Some of the great church Fathers – particularly the Greeks including Origen of Alexandria, Athanasius, Basil, Gregory of Nyssa and the Hesychest monastics went even further in their expectations of conversion of life. They taught and believed in the evolution of the soul into deification or theopoesis which means “becoming godly.” Some might find this a bit much, but as someone who has spent much of my life in Eastern traditions I find this deeply compelling.
I am almost 70 years old and I have been on a spiritual journey for almost my whole life. My conversion experience happened in 1976 when I was in my early twenties. It was at the end of my very first yoga class. I was laying on floor at the end of 90 minutes of twisting myself into a pretzel and suddenly I was overcome with a sense of oneness with everyone and everything. I was in an altered state of consciousness. I think of now as an encounter with the peace that passes all understanding. It was a life-changing experience, and I knew I had to explore this feeling and understand it.
I looked for it in Buddhism which believes that everyone has within them the Buddha Nature and that life is a process of revealing one’s true nature as the Buddha. I spent a ton of time meditating but I never found what I was seeking. Then I got deeply into the spirituality of Yoga which is all about transcending our limitations and becoming one with universal consciousness. I did a lot more meditation but ultimately found this path to be too self-oriented.
Then in 2000 my mom – a good Episcopalian suggested I try church. I didn’t think of Christianity as a deeply spiritual path but I was wrong.
It is amazing to me that young yoga teachers across America are studying unitive consciousness every day. But we Christians seem tentative to claim our own history of spirituality and mysticism.
Take for example the 15th century Italian Saint, Catherine of Genoa, known for her work with the sick and poor is famous for saying, “My deepest me is God.” And every time we recommit to our baptismal covenant don’t we say that we will seek and serve Christ in all people, respecting the dignity of every human being? We seek and serve Christ in all people – we are confirming that God dwells in and with us. That Christ abides with us as we abide in him.
This is essentially the same as the Sanskrit word Namaste that has become the final word in most yoga classes in America and means I bow to the Divine in you as you bow to the Divine in me.
This is our rich Christian spirituality. I feel like we don’t do a good job of owning the depth of our mystical roots, which by the way have more women than any other spiritual path.

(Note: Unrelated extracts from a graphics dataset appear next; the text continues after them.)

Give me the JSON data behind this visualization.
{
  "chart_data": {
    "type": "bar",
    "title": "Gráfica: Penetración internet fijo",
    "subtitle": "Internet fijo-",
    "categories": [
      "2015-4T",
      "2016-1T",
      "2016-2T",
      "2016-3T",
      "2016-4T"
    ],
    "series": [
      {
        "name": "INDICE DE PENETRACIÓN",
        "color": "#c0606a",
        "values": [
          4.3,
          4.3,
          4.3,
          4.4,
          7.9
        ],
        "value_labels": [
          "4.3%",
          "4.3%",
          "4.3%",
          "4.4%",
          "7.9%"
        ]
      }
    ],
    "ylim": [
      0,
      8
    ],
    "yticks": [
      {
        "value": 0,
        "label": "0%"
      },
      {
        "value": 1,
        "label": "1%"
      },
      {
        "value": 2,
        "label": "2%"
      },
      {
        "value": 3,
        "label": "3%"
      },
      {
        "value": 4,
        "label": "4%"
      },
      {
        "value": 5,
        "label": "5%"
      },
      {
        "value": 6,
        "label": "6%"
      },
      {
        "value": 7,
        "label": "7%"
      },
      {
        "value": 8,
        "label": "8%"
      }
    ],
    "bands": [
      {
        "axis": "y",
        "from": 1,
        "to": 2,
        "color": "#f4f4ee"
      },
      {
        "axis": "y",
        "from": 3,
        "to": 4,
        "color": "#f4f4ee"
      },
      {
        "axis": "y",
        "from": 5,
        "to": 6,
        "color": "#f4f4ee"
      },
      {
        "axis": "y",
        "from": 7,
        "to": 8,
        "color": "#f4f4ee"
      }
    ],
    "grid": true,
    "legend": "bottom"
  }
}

Conversion of life seems to be something we can all commit to up to the moment of transition and who knows after that. I bet it will serve us well on the other side. I assume everyone sitting in this lovely church longs for an ever-deeper communion with God and Jesus Christ. I believe our souls thirst for this and propel us into a deeper awareness of God’s presence within us and in all of creation.
Maybe you have a practice of daily devotion that offers you a deep and meaningful journey into communion with God. Maybe you feel your heart growing in the love and knowledge of God and Jesus Christ. Maybe you are ever more filled with the peace that passes all understanding.
As we celebrate the feast of our beloved Saint Benedict who in his great wisdom made conversion of life a core commitment let us honor this path of ever deepening communion with God.
I pray that our on-going conversion of life is helping us all become a little more Christ like every day as we open our hearts to God’s indwelling presence.